26 May 2012

Eurovision in Baku: two tales of one city

Is Baku a city rich in culture and heritage or a city at the centre of an oppressive regime? Ahead of Eurovision, Channel 4 News hears from two men with two very different tales of one city.

Eurovision in Baku: two tales of one city (Reuters)

For Azerbaijan’s ruling politicians Eurovision represents a chance to shine; a chance to project a positive, modern image to a television audience of millions. It should be the best of times.

For Azerbaijan’s political activists it is also a moment to shine – for very different reasons; they want to show the world the oppression they claim to live under. A chance to highlight the worst of times.

The country achieved independence 20 years ago after being part of the Soviet Union and while much of Europe is currently fighting a tide of financial turmoil, Azerbaijan’s capital Baku is booming thanks to oil.

Azerbaijan’s ambassador to Britain, Fakhraddin Gurbanov, told Channel 4 News Eurovision represents a “great chance to reconnect with Europe culturally and socially”.

He added: “You might have heard that Azerbaijani people are very famous for their hospitality. We treat our guests in a very special manner and it is an honour for us to host thousands of fans from all across Europe”.

Interactive map: Jonathan Miller's alternative tour of Baku

Political activist Emin Milli has a different tale to tell. In 2009 he posted a satirical video on the internet criticising the government. He was attacked by unknown men shortly after and ended up in prison charged with hooliganism.
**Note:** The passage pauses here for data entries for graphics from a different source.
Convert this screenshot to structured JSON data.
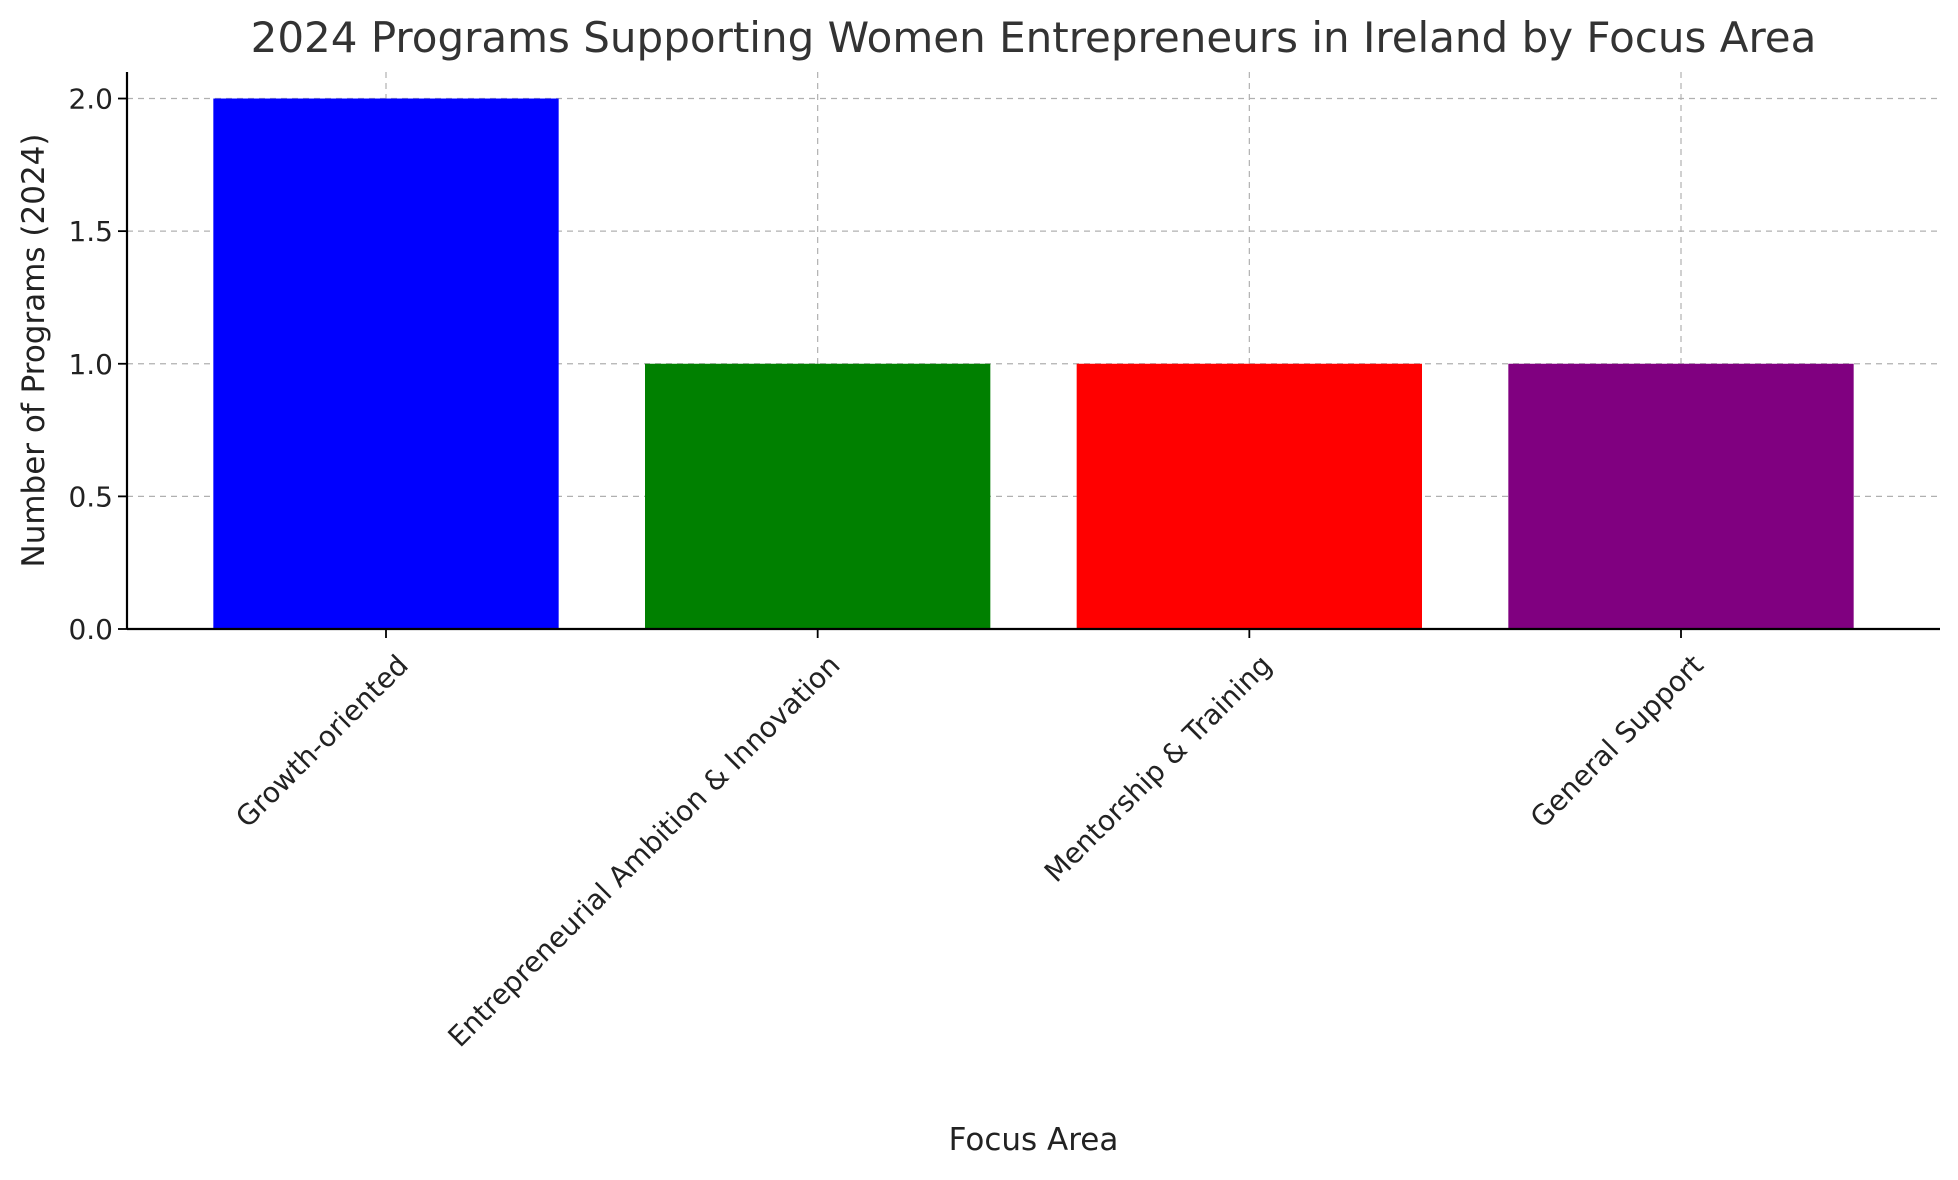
{
  "chart_data": {
    "type": "bar",
    "title": "2024 Programs Supporting Women Entrepreneurs in Ireland by Focus Area",
    "xlabel": "Focus Area",
    "ylabel": "Number of Programs (2024)",
    "categories": [
      "Growth-oriented",
      "Entrepreneurial Ambition & Innovation",
      "Mentorship & Training",
      "General Support"
    ],
    "values": [
      2,
      1,
      1,
      1
    ],
    "colors": [
      "#0000ff",
      "#008000",
      "#ff0000",
      "#800080"
    ],
    "ylim": [
      0,
      2.1
    ],
    "yticks": [
      0.0,
      0.5,
      1.0,
      1.5,
      2.0
    ],
    "ytick_labels": [
      "0.0",
      "0.5",
      "1.0",
      "1.5",
      "2.0"
    ],
    "grid": true,
    "xtick_rotation_deg": 45
  }
}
Human rights ranking of past Eurovision winners

He cites the police’s dispersal of recent protests in Baku and the arrest of political activists as evidence of oppression: “What sort of European celebration of free expression can this song contest can claim to be in this environment?

“Can singers coming to Eurovision just have fun and close their eyes to what is happening around?”

A platform to protest?

Human rights groups are calling for performers to use the event as a platform to protest against alleged oppression in Azerbaijan.

They claim the country’s people don’t enjoy the same freedoms as other Eurovision countries and those watching the event should be aware of Azerbaijan’s controversial human rights record in comparison to other nations.

But Fakhraddin Gurbanov sees his country’s future as very much part of Europe: “Azerbaijan has come a long way in integrating into European structures politically and economically.

“I regard the hosting of Eurovision as a cultural milestone in strengthening cultural and people-to-people ties between Azerbaijan and Europe.”

According to the Eurovision rules any singer who sends a political message during the live show faces disqualification.

Activist Emin Milli told Channel 4 News it is a simple choice: “This one act of courage and defiance, an act of human solidarity would have powerful impact on the imaginations of millions of citizens in Azerbaijan who live in fear, and inspire millions around the world who would be part of this dramatic moment.”

That is a view rejected by Fakhraddin Gurbanov: “Obviously this is a platform for celebrating culture and music.

“I would be surprised to see attempts to hijack this for political or personal interests. It is up to the contestants to decide what to do or say but this song contest is not the right platform for raising these concerns.”